4728: Git svn : diff can't be generated because of badly formatted call to git rev-list

KG
david
david

What version are you running?

RBTools 1.0.1, first seen with 1.0
Git : 1.8.3.1

Using Git-svn. Branch master is synchronized with SVN repository, no commits on it. Working on branch.

What steps will reproduce the problem?

  1. Call rbt post without options on the developing branch

What is the expected output? What do you see instead?

Exception raised, no diff nor review created.
Should have a review created with correct diff.

What operating system are you using?

CentOS 7.5

Attach the debug out from the command.

bash-4.2$ rbt post --debug

RBTools 1.0.1
Python 2.7.5 (default, Jul 13 2018, 13:06:57)
[GCC 4.8.5 20150623 (Red Hat 4.8.5-28)]
Running on Linux-3.10.0-862.9.1.el7.x86_64-x86_64-with-centos-7.5.1804-Core
Home = myhome
Current directory = {my_directory}/trunk
Command line: rbt post --debug
Running: tf vc help
Checking for a Subversion repository...
Running: svn --non-interactive info
Command exited with rc 1: [u'svn', u'--non-interactive', u'info']
Checking for a Git repository...
Running: git rev-parse --git-dir
Running: git config core.bare
Running: git rev-parse --show-toplevel
Running: git symbolic-ref -q HEAD
Running: git svn info
Repository info: Path: {correct}, Base path: /trunk, Supports changesets: False
Checking for a Mercurial repository...
Running: hg root
Command exited with rc 255: [u'hg', u'root']
abort: no repository found in '{my_directory}/trunk' (.hg not found)!

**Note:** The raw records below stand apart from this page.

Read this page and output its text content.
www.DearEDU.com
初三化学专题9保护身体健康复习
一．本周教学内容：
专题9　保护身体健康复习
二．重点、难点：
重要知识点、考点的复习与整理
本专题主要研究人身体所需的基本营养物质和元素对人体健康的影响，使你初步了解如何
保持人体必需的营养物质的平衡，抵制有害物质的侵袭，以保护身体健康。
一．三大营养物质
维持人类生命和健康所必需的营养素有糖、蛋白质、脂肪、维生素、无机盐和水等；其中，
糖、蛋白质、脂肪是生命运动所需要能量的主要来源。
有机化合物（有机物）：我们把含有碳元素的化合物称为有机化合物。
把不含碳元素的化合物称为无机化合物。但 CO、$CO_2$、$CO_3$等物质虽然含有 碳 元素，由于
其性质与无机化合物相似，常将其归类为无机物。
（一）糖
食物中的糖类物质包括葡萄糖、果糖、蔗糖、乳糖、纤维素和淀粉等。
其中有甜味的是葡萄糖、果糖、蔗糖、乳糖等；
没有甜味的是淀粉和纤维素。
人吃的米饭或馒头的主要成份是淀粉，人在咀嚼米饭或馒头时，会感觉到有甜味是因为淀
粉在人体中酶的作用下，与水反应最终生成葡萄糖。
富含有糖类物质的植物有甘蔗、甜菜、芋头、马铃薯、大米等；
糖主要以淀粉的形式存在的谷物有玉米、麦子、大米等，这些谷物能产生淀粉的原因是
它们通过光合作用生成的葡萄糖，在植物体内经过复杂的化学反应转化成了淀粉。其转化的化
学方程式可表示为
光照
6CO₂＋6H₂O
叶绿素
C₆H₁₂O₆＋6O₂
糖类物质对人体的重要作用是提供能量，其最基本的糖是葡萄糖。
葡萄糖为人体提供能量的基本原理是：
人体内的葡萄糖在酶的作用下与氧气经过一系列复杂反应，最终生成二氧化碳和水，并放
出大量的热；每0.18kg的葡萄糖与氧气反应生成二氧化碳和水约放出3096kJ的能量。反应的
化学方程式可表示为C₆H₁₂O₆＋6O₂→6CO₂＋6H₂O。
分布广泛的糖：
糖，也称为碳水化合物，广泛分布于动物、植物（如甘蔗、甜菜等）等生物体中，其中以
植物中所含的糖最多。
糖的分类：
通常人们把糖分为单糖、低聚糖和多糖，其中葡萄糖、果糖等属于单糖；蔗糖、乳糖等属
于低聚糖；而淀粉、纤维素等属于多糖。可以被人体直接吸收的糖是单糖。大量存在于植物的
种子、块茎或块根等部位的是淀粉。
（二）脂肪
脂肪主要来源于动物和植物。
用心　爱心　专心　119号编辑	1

Checking for a CVS repository...
Unable to execute "cvs": skipping CVS
Checking for a Perforce repository...
Unable to execute "p4 help": skipping Perforce
Checking for a Plastic repository...
Unable to execute "cm version": skipping Plastic
Checking for a ClearCase repository...
Unable to execute "cleartool help": skipping ClearCase
Checking for a Bazaar repository...
Unable to execute "bzr help": skipping Bazaar
Checking for a Team Foundation Server repository...
Unable to execute "tf help": skipping TFS
Running: git config --get reviewboard.url
Making HTTP GET request to {reviewboard_server}/api/
Making HTTP GET request to {reviewboard_server}/api/repositories/?tool=Subversion
Cached response for HTTP GET {reviewboard_server}/api/repositories/?tool=Subversion expired and was modified
Running: git rev-parse refs/heads/dev
Running: git svn rebase -n
Running: git rev-parse refs/remotes/trunk
Running: git rev-list SHA1_lastcommit_on_master --not --remotes=origin
Running: git rev-parse SHA2_first_commit_on_remote^
Command exited with rc 128: [u'git', u'rev-parse', u'SHA2_first_commit_on_remote^']
fatal: ambiguous argument 'SHA2_first_commit_on_remote^': unknown revision or path not in the working tree.
Use '--' to separate paths from revisions, like this:
'git <command> [<revision>...] -- [<file>...]'
SHA2_first_commit_on_remote^


Traceback (most recent call last):
File "/usr/bin/rbt", line 9, in <module>
load_entry_point('RBTools==1.0.1', 'console_scripts', 'rbt')()
File "/usr/lib/python2.7/site-packages/RBTools-1.0.1-py2.7.egg/rbtools/commands/main.py", line 120, in main
command.run_from_argv([RB_MAIN, command_name] + args)
File "/usr/lib/python2.7/site-packages/RBTools-1.0.1-py2.7.egg/rbtools/commands/init.py", line 719, in run_from_argv
exit_code = self.main(args) or 0
File "/usr/lib/python2.7/site-packages/RBTools-1.0.1-py2.7.egg/rbtools/commands/post.py", line 793, in main
self.revisions = get_revisions(self.tool, self.cmd_args)
File "/usr/lib/python2.7/site-packages/RBTools-1.0.1-py2.7.egg/rbtools/utils/review_request.py", line 67, in get_revisions
revisions = tool.parse_revision_spec(cmd_args)
File "/usr/lib/python2.7/site-packages/RBTools-1.0.1-py2.7.egg/rbtools/clients/git.py", line 144, in parse_revision_spec
parent_ref, 'origin')
File "/usr/lib/python2.7/site-packages/RBTools-1.0.1-py2.7.egg/rbtools/clients/git.py", line 568, in _rev_list_youngest_remote_ancestor
youngest_remote_commit = self._rev_parse('%s^' % local_commit)[0]
File "/usr/lib/python2.7/site-packages/RBTools-1.0.1-py2.7.egg/rbtools/clients/git.py", line 536, in _rev_parse
revisions = self._execute([self.git, 'rev-parse'] + revisions)
File "/usr/lib/python2.7/site-packages/RBTools-1.0.1-py2.7.egg/rbtools/clients/git.py", line 1214, in _execute
return execute(cmdline, cwd=self._git_toplevel,
args, **kwargs)
File "/usr/lib/python2.7/site-packages/RBTools-1.0.1-py2.7.egg/rbtools/utils/process.py", line 185, in execute
raise Exception('Failed to execute command: %s' % command)
Exception: Failed to execute command: [u'git', u'rev-parse', u'SHA2_first_commit_on_remote^']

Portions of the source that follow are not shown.